PARIS – The French authorities have started probe into 560 individuals over tax avoidance based on information revealed in the leaked Panama Papers, it has been learnt.

Among many others, the French taxpayers are also suspected of having money stashed away through shell corporations in offshore tax havens such as the Bahamas and British Virgin Islands.

‘Probe has begun on 560 taxpayers’, a finance ministry spokeswoman confirmed. A source privy to the developments said the probes could take several months to complete.

The taxpayers who used Mossack Fonseca’s services had hidden away 4 billion euros ($4.3 billion) in assets for which the French government is due to recuperate 1.2 billion euros in unpaid taxes and fines, according to Minister of Budget, Christian Eckert.

Another 724 taxpayers had also used the Panamanian firm for concealing assets but were already known to French tax authorities, who in 2013 created a service (STDR) to give those holding undeclared offshore accounts the chance to whiten their money.

By mid-September the STDR had received overall 47,000 requests from taxpayers to normalise their situation. It related to 28.8 billion euros of assets for which 6.3 billion euros of unpaid taxes and fines have been recovered.

France is not the first country to publish the number of tax probes it has launched into entities linked to the Panama Papers.
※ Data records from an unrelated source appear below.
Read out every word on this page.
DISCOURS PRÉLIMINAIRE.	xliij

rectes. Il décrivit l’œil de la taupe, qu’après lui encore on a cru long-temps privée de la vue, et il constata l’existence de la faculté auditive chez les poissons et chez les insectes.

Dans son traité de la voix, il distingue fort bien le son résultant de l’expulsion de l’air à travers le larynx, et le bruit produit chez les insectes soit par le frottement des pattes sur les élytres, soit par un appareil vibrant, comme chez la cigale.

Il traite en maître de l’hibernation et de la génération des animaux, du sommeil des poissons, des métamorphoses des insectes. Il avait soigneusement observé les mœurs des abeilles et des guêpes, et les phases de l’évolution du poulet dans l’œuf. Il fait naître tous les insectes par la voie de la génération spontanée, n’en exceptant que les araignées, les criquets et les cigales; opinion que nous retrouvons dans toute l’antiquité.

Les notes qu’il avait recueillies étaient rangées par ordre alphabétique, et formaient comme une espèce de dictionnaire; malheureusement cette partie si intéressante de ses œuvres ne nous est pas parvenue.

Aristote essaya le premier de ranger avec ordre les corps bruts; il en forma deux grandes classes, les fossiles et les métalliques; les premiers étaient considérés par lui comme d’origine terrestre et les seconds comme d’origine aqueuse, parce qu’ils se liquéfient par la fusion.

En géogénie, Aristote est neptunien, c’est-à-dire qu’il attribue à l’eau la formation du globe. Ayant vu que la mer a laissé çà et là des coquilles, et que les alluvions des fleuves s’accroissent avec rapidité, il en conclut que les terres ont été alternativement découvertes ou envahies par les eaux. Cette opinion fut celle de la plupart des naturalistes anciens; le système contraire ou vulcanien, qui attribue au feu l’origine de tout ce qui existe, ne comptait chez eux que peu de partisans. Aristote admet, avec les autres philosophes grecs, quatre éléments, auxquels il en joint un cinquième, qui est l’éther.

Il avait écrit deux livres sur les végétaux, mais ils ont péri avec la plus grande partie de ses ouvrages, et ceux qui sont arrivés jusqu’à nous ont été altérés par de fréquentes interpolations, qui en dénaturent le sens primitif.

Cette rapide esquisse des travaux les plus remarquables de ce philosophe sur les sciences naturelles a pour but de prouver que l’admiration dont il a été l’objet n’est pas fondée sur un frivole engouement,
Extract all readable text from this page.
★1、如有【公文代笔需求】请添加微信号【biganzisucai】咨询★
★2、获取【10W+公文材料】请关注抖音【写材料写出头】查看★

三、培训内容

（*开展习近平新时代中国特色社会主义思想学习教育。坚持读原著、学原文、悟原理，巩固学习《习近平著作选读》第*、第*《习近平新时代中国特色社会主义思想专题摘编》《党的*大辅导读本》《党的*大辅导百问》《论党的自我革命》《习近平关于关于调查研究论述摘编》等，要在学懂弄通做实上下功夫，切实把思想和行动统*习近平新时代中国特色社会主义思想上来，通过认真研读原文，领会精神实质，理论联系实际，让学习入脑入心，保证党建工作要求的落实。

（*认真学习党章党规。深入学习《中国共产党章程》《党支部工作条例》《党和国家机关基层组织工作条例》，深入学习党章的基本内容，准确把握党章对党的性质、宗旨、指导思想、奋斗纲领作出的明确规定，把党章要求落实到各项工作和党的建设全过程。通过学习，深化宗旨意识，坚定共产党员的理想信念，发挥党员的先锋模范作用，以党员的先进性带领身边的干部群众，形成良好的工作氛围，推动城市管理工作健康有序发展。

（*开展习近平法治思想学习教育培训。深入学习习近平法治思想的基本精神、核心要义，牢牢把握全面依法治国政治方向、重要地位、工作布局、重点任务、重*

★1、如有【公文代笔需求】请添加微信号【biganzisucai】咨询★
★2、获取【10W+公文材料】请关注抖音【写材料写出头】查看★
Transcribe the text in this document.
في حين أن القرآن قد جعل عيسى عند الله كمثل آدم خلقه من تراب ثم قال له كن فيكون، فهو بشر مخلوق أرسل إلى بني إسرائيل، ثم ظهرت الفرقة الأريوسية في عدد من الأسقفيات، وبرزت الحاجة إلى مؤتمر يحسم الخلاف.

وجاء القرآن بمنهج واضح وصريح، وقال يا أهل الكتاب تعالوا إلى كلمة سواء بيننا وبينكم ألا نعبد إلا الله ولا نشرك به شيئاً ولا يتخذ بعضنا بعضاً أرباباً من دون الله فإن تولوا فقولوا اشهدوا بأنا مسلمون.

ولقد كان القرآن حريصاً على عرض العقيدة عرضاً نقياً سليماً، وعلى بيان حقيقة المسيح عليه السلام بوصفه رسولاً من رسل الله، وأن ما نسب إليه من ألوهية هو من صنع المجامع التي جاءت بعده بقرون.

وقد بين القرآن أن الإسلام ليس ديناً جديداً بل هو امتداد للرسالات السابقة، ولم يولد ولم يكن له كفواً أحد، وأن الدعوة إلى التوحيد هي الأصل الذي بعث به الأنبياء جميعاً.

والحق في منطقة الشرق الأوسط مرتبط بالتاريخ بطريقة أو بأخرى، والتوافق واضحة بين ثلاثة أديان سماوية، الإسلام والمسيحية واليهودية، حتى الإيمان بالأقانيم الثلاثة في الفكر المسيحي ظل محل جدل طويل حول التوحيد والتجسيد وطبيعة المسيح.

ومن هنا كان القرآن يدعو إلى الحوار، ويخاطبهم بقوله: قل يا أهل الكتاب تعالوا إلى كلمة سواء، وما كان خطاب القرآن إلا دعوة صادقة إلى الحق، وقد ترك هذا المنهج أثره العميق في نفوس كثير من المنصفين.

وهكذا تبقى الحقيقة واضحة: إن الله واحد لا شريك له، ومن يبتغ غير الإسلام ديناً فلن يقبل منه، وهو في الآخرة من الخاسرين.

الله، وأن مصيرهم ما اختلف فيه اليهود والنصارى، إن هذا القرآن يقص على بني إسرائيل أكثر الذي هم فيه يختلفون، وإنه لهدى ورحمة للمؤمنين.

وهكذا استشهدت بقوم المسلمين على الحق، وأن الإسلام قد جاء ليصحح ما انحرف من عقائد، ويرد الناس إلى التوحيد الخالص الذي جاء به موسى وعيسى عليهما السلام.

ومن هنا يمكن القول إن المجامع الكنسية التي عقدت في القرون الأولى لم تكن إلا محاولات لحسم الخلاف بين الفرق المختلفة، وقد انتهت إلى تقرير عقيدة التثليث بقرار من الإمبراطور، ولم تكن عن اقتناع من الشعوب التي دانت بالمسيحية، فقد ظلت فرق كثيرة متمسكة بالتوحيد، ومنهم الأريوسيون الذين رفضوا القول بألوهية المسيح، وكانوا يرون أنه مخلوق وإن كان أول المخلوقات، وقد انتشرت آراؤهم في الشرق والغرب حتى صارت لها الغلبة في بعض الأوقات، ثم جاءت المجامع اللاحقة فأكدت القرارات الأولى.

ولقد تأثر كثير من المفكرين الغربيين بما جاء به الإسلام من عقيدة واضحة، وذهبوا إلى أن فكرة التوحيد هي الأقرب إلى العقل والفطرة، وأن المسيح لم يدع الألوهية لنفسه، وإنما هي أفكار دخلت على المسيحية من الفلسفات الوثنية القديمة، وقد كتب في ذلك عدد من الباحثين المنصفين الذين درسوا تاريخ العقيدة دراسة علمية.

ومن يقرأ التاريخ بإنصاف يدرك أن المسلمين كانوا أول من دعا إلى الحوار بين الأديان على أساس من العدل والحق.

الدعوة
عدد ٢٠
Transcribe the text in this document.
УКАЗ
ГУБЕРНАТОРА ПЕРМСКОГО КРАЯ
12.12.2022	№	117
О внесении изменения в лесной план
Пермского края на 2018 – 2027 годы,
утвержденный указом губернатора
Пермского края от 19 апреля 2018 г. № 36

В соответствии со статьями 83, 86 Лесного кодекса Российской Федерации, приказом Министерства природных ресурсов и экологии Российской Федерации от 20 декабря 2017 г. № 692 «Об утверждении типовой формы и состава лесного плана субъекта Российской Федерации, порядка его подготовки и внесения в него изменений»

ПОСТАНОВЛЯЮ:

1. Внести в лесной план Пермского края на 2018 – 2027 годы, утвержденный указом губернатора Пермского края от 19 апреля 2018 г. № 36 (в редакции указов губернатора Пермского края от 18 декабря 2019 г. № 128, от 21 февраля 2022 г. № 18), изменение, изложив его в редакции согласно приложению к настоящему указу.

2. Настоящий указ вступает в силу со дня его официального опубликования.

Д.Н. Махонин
In September, Denmark also confirmed it was working on 320 cases implicating 500-600 taxpayers.

The Papers, which were published at the initiative of the International Consortium of Investigative Journalists (ICIJ), showed how some wealthy individuals, public officials and even sports stars had been keeping assets in offshore accounts to avoid tax.

The Supreme Court in Pakistan is also currently hearing a slew of petitions seeking a probe into off-shore holdings linked to ruling family named in Panama papers truce.